I wonder if the single, childless (or child-free, as some would put it) lifestyle that so many of us are living is simply our refusal to leave the party of young adulthood. To me, it's kind of like the exits have been padlocked and music cranked up to ear-splitting volumes that no longer thrill me. But am I looking hard enough for the master key?

Instead of spinsters, should we be calling ourselves "grupsters"?

Tuesday, April 04, 2006

Canes, sausages and the return of Super Auntie

It's a chilling, drizzly night in New York, and I'm laid up with a wicked case of tendonitis I got running this past weekend. Achieving a personal best of 10 miles on Saturday, I got a little too happy and tried a repeat on Sunday. Age is nothing but a number, right? Dumb move at any age.

Meanwhile, Kitty is torturing the neighbors one floor down by chasing his jingleball across the hard wood floor. It's after midnight, but he's 14 years old, so I figure he'll tucker out in about 3 minutes and then conk out for the next 12 hours, dreaming of younger days when he still had his 'jewels.' Anyway, stopping him would require me to hobble across the floor using this fetching, aluminum cane the orthopedist gave me. I'm not in the mood.

However, I am looking forward to the weekend, when SUPERAUNTIE will be in full effect. My sis and her husband are bringing their baby twin girls into town. I can't wait! It's hard to be apart from them, but we live thousands of miles away. Gotta make a Buy Buy Baby run before they get here! It's funny how you can lose yourself in a place like that. Little people, little clothing, cute little accessories--I can even deal with the screaming for hours because I guess, in the end, I get to give them back. I still hold out hope for a keeper one day, though.

Totally off subject, here's some food for thought. I heard a female DJ on the radio today, quoting Andy Rooney's recent riff on the old saw, "Why buy the cow, when you can get the milk for free?" Rooney apparently said more and more women are saying, "Why buy the pig, when you can get the sausage for free?"

Now if only I had some sausage... :)

Wednesday, March 29, 2006

Someone had a BIG birthday!

I'm baaack. Again.

I apologize for the long disappearances. Just because I've defined 21st Century spinsterhood doesn't mean I've been ready to fully embrace it. But I'm back from the land of denial once again, and ready to explore the open road of my life's journey.

Since my last posting, I have discovered the joys of auntiehood, turned 40, and decided to get in touch with my creative side through a fiction-writing workshop. I still have not found a partner, but I am more at peace with that than ever. I think it is because I'm learning that as long as you give yourself to the world, you will get plenty back--even if it isn't exactly in the form that you had in mind. (My mom, by the way says I'm full of crap and that she knows I am unhappy. Bless her heart.)

I've also become more aware of how my decisions have led to where I am, and more willing to own up to them. I've had plenty of opportunities to pair up and perhaps settle down, and I've turned them down. I still do it. I'm trying to understand why.

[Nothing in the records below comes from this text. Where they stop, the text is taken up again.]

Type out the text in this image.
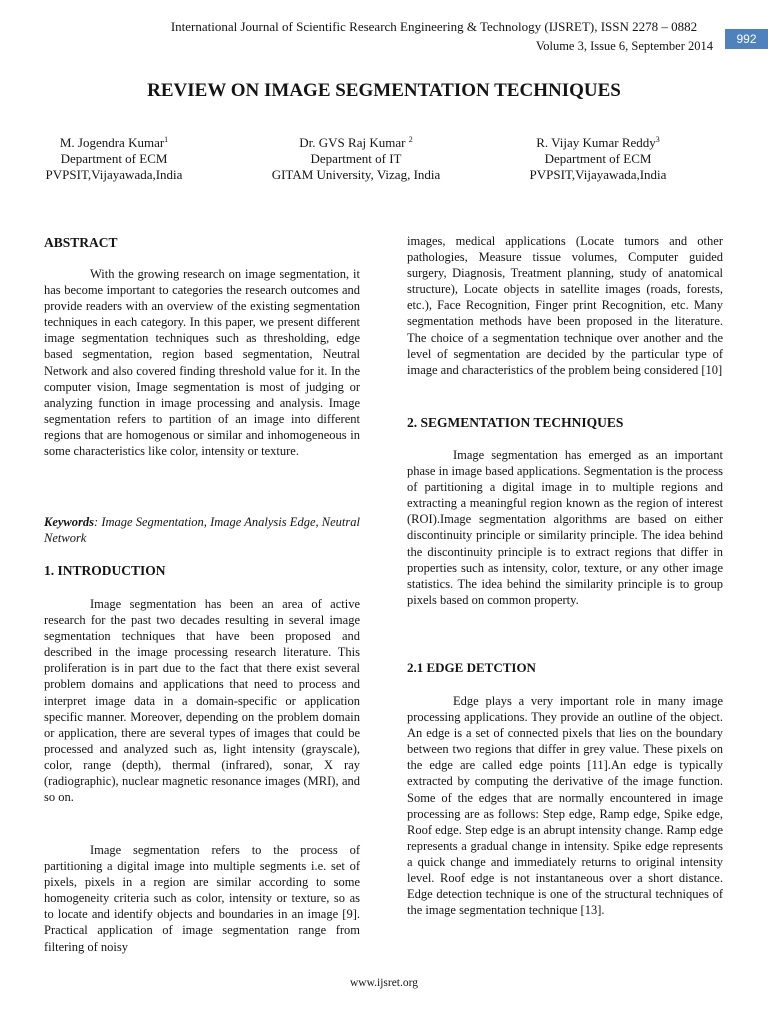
International Journal of Scientific Research Engineering & Technology (IJSRET), ISSN 2278 – 0882

Volume 3, Issue 6, September 2014	992
REVIEW ON IMAGE SEGMENTATION TECHNIQUES
M. Jogendra Kumar$^1$
Department of ECM
PVPSIT,Vijayawada,India
Dr. GVS Raj Kumar $^2$
Department of IT
GITAM University, Vizag, India
R. Vijay Kumar Reddy$^3$
Department of ECM
PVPSIT,Vijayawada,India
ABSTRACT

With the growing research on image segmentation, it has become important to categories the research outcomes and provide readers with an overview of the existing segmentation techniques in each category. In this paper, we present different image segmentation techniques such as thresholding, edge based segmentation, region based segmentation, Neutral Network and also covered finding threshold value for it. In the computer vision, Image segmentation is most of judging or analyzing function in image processing and analysis. Image segmentation refers to partition of an image into different regions that are homogenous or similar and inhomogeneous in some characteristics like color, intensity or texture.

Keywords: Image Segmentation, Image Analysis Edge, Neutral Network

1. INTRODUCTION

Image segmentation has been an area of active research for the past two decades resulting in several image segmentation techniques that have been proposed and described in the image processing research literature. This proliferation is in part due to the fact that there exist several problem domains and applications that need to process and interpret image data in a domain-specific or application specific manner. Moreover, depending on the problem domain or application, there are several types of images that could be processed and analyzed such as, light intensity (grayscale), color, range (depth), thermal (infrared), sonar, X ray (radiographic), nuclear magnetic resonance images (MRI), and so on.

Image segmentation refers to the process of partitioning a digital image into multiple segments i.e. set of pixels, pixels in a region are similar according to some homogeneity criteria such as color, intensity or texture, so as to locate and identify objects and boundaries in an image [9]. Practical application of image segmentation range from filtering of noisy

images, medical applications (Locate tumors and other pathologies, Measure tissue volumes, Computer guided surgery, Diagnosis, Treatment planning, study of anatomical structure), Locate objects in satellite images (roads, forests, etc.), Face Recognition, Finger print Recognition, etc. Many segmentation methods have been proposed in the literature. The choice of a segmentation technique over another and the level of segmentation are decided by the particular type of image and characteristics of the problem being considered [10]

2. SEGMENTATION TECHNIQUES

Image segmentation has emerged as an important phase in image based applications. Segmentation is the process of partitioning a digital image in to multiple regions and extracting a meaningful region known as the region of interest (ROI).Image segmentation algorithms are based on either discontinuity principle or similarity principle. The idea behind the discontinuity principle is to extract regions that differ in properties such as intensity, color, texture, or any other image statistics. The idea behind the similarity principle is to group pixels based on common property.

2.1 EDGE DETCTION

Edge plays a very important role in many image processing applications. They provide an outline of the object. An edge is a set of connected pixels that lies on the boundary between two regions that differ in grey value. These pixels on the edge are called edge points [11].An edge is typically extracted by computing the derivative of the image function. Some of the edges that are normally encountered in image processing are as follows: Step edge, Ramp edge, Spike edge, Roof edge. Step edge is an abrupt intensity change. Ramp edge represents a gradual change in intensity. Spike edge represents a quick change and immediately returns to original intensity level. Roof edge is not instantaneous over a short distance. Edge detection technique is one of the structural techniques of the image segmentation technique [13].

www.ijsret.org
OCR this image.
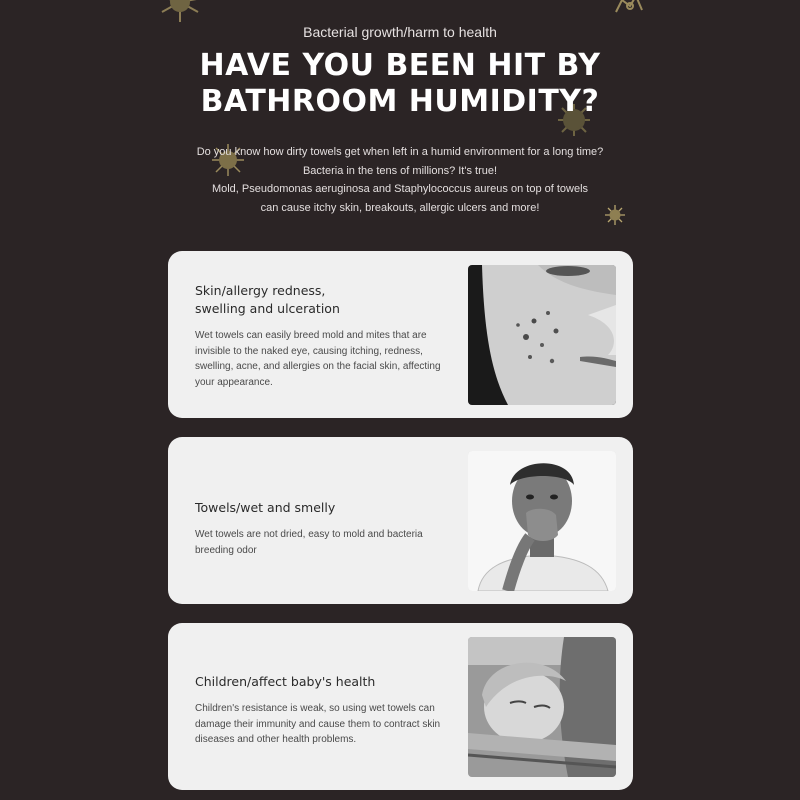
Bacterial growth/harm to health
HAVE YOU BEEN HIT BY
BATHROOM HUMIDITY?
Do you know how dirty towels get when left in a humid environment for a long time?
Bacteria in the tens of millions? It's true!
Mold, Pseudomonas aeruginosa and Staphylococcus aureus on top of towels
can cause itchy skin, breakouts, allergic ulcers and more!
Skin/allergy redness,
swelling and ulceration
Wet towels can easily breed mold and mites that are invisible to the naked eye, causing itching, redness, swelling, acne, and allergies on the facial skin, affecting your appearance.
Towels/wet and smelly
Wet towels are not dried, easy to mold and bacteria breeding odor
Children/affect baby's health
Children's resistance is weak, so using wet towels can damage their immunity and cause them to contract skin diseases and other health problems.
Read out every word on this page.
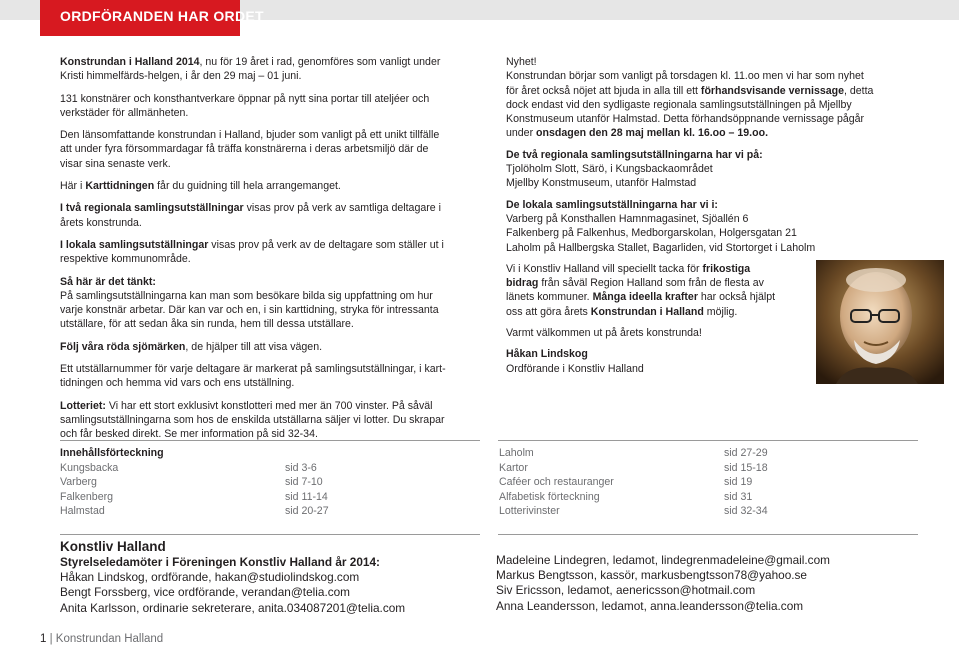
ORDFÖRANDEN HAR ORDET

Konstrundan i Halland 2014, nu för 19 året i rad, genomföres som vanligt under
Kristi himmelfärds-helgen, i år den 29 maj – 01 juni.

131 konstnärer och konsthantverkare öppnar på nytt sina portar till ateljéer och
verkstäder för allmänheten.

Den länsomfattande konstrundan i Halland, bjuder som vanligt på ett unikt tillfälle
att under fyra försommardagar få träffa konstnärerna i deras arbetsmiljö där de
visar sina senaste verk.

Här i Karttidningen får du guidning till hela arrangemanget.

I två regionala samlingsutställningar visas prov på verk av samtliga deltagare i
årets konstrunda.

I lokala samlingsutställningar visas prov på verk av de deltagare som ställer ut i
respektive kommunområde.

Så här är det tänkt:
På samlingsutställningarna kan man som besökare bilda sig uppfattning om hur
varje konstnär arbetar. Där kan var och en, i sin karttidning, stryka för intressanta
utställare, för att sedan åka sin runda, hem till dessa utställare.

Följ våra röda sjömärken, de hjälper till att visa vägen.

Ett utställarnummer för varje deltagare är markerat på samlingsutställningar, i kart-
tidningen och hemma vid vars och ens utställning.

Lotteriet: Vi har ett stort exklusivt konstlotteri med mer än 700 vinster. På såväl
samlingsutställningarna som hos de enskilda utställarna säljer vi lotter. Du skrapar
och får besked direkt. Se mer information på sid 32-34.

Nyhet!
Konstrundan börjar som vanligt på torsdagen kl. 11.oo men vi har som nyhet
för året också nöjet att bjuda in alla till ett förhandsvisande vernissage, detta
dock endast vid den sydligaste regionala samlingsutställningen på Mjellby
Konstmuseum utanför Halmstad. Detta förhandsöppnande vernissage pågår
under onsdagen den 28 maj mellan kl. 16.oo – 19.oo.

De två regionala samlingsutställningarna har vi på:
Tjolöholm Slott, Särö, i Kungsbackaområdet
Mjellby Konstmuseum, utanför Halmstad

De lokala samlingsutställningarna har vi i:
Varberg på Konsthallen Hamnmagasinet, Sjöallén 6
Falkenberg på Falkenhus, Medborgarskolan, Holgersgatan 21
Laholm på Hallbergska Stallet, Bagarliden, vid Stortorget i Laholm

Vi i Konstliv Halland vill speciellt tacka för frikostiga
bidrag från såväl Region Halland som från de flesta av
länets kommuner. Många ideella krafter har också hjälpt
oss att göra årets Konstrundan i Halland möjlig.

Varmt välkommen ut på årets konstrunda!

Håkan Lindskog
Ordförande i Konstliv Halland

Innehållsförteckning
Kungsbacka	sid 3-6
Varberg	sid 7-10
Falkenberg	sid 11-14
Halmstad	sid 20-27
Laholm	sid 27-29
Kartor	sid 15-18
Caféer och restauranger	sid 19
Alfabetisk förteckning	sid 31
Lotterivinster	sid 32-34
Konstliv Halland
Styrelseledamöter i Föreningen Konstliv Halland år 2014:
Håkan Lindskog, ordförande, hakan@studiolindskog.com
Bengt Forssberg, vice ordförande, verandan@telia.com
Anita Karlsson, ordinarie sekreterare, anita.034087201@telia.com
Madeleine Lindegren, ledamot, lindegrenmadeleine@gmail.com
Markus Bengtsson, kassör, markusbengtsson78@yahoo.se
Siv Ericsson, ledamot, aenericsson@hotmail.com
Anna Leandersson, ledamot, anna.leandersson@telia.com
1 | Konstrundan Halland
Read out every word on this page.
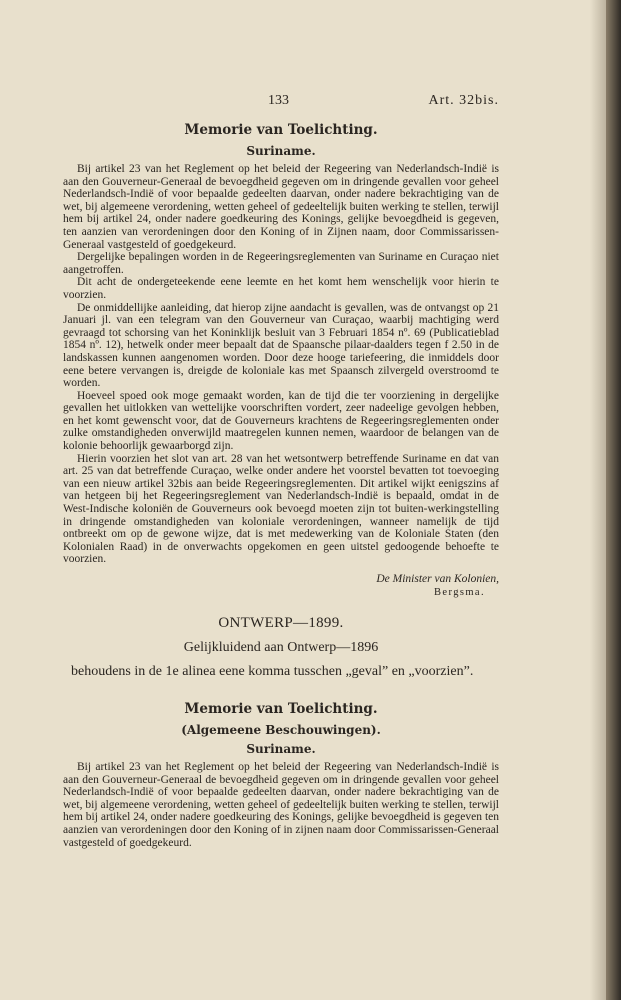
133	Art. 32bis.
Memorie van Toelichting.
Suriname.

Bij artikel 23 van het Reglement op het beleid der Regeering van Nederlandsch-Indië is aan den Gouverneur-Generaal de bevoegdheid gegeven om in dringende gevallen voor geheel Nederlandsch-Indië of voor bepaalde gedeelten daarvan, onder nadere bekrachtiging van de wet, bij algemeene verordening, wetten geheel of gedeeltelijk buiten werking te stellen, terwijl hem bij artikel 24, onder nadere goedkeuring des Konings, gelijke bevoegdheid is gegeven, ten aanzien van verordeningen door den Koning of in Zijnen naam, door Commissarissen-Generaal vastgesteld of goedgekeurd.

Dergelijke bepalingen worden in de Regeeringsreglementen van Suriname en Curaçao niet aangetroffen.

Dit acht de ondergeteekende eene leemte en het komt hem wenschelijk voor hierin te voorzien.

De onmiddellijke aanleiding, dat hierop zijne aandacht is gevallen, was de ontvangst op 21 Januari jl. van een telegram van den Gouverneur van Curaçao, waarbij machtiging werd gevraagd tot schorsing van het Koninklijk besluit van 3 Februari 1854 nº. 69 (Publicatieblad 1854 nº. 12), hetwelk onder meer bepaalt dat de Spaansche pilaar-daalders tegen f 2.50 in de landskassen kunnen aangenomen worden. Door deze hooge tariefeering, die inmiddels door eene betere vervangen is, dreigde de koloniale kas met Spaansch zilvergeld overstroomd te worden.

Hoeveel spoed ook moge gemaakt worden, kan de tijd die ter voorziening in dergelijke gevallen het uitlokken van wettelijke voorschriften vordert, zeer nadeelige gevolgen hebben, en het komt gewenscht voor, dat de Gouverneurs krachtens de Regeeringsreglementen onder zulke omstandigheden onverwijld maatregelen kunnen nemen, waardoor de belangen van de kolonie behoorlijk gewaarborgd zijn.

Hierin voorzien het slot van art. 28 van het wetsontwerp betreffende Suriname en dat van art. 25 van dat betreffende Curaçao, welke onder andere het voorstel bevatten tot toevoeging van een nieuw artikel 32bis aan beide Regeeringsreglementen. Dit artikel wijkt eenigszins af van hetgeen bij het Regeeringsreglement van Nederlandsch-Indië is bepaald, omdat in de West-Indische koloniën de Gouverneurs ook bevoegd moeten zijn tot buiten-werkingstelling in dringende omstandigheden van koloniale verordeningen, wanneer namelijk de tijd ontbreekt om op de gewone wijze, dat is met medewerking van de Koloniale Staten (den Kolonialen Raad) in de onverwachts opgekomen en geen uitstel gedoogende behoefte te voorzien.

De Minister van Kolonien,
Bergsma.
ONTWERP—1899.
Gelijkluidend aan Ontwerp—1896
behoudens in de 1e alinea eene komma tusschen „geval” en „voorzien”.
Memorie van Toelichting.
(Algemeene Beschouwingen).
Suriname.

Bij artikel 23 van het Reglement op het beleid der Regeering van Nederlandsch-Indië is aan den Gouverneur-Generaal de bevoegdheid gegeven om in dringende gevallen voor geheel Nederlandsch-Indië of voor bepaalde gedeelten daarvan, onder nadere bekrachtiging van de wet, bij algemeene verordening, wetten geheel of gedeeltelijk buiten werking te stellen, terwijl hem bij artikel 24, onder nadere goedkeuring des Konings, gelijke bevoegdheid is gegeven ten aanzien van verordeningen door den Koning of in zijnen naam door Commissarissen-Generaal vastgesteld of goedgekeurd.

Anyway, there's plenty more to get into, but I just wanted to break the ice with this post.

Wednesday, July 28, 2004

Childless, or child-free?

Remember that Roy Lichtenstein-like cartoon that ran some years ago when all those "ticking biological clock" articles came out? You know the one, where a woman looks at her watch with an expression of utter shock and exclaims, "Oh my God, I forgot to have children!"

Her predicament seems absurd, and yet I suspect that a lot of 21st Century Spinsters (myself included) are like that woman. We didn't choose this as a lifestyle, nor were we forced into it. We simply let the chips fall as they may while we were focusing on other things, and oh well, here we are.

Yep, yep...

Yet there are those who do choose not to have children; in fact, they espouse the virtues of what they call the "child-free," (not childless) life. Apparently, nearly 7 million women of childbearing age defined themselves as voluntarily childless in 1995, up from 2.4 million in 1982, according to the National Center of Health Statistics.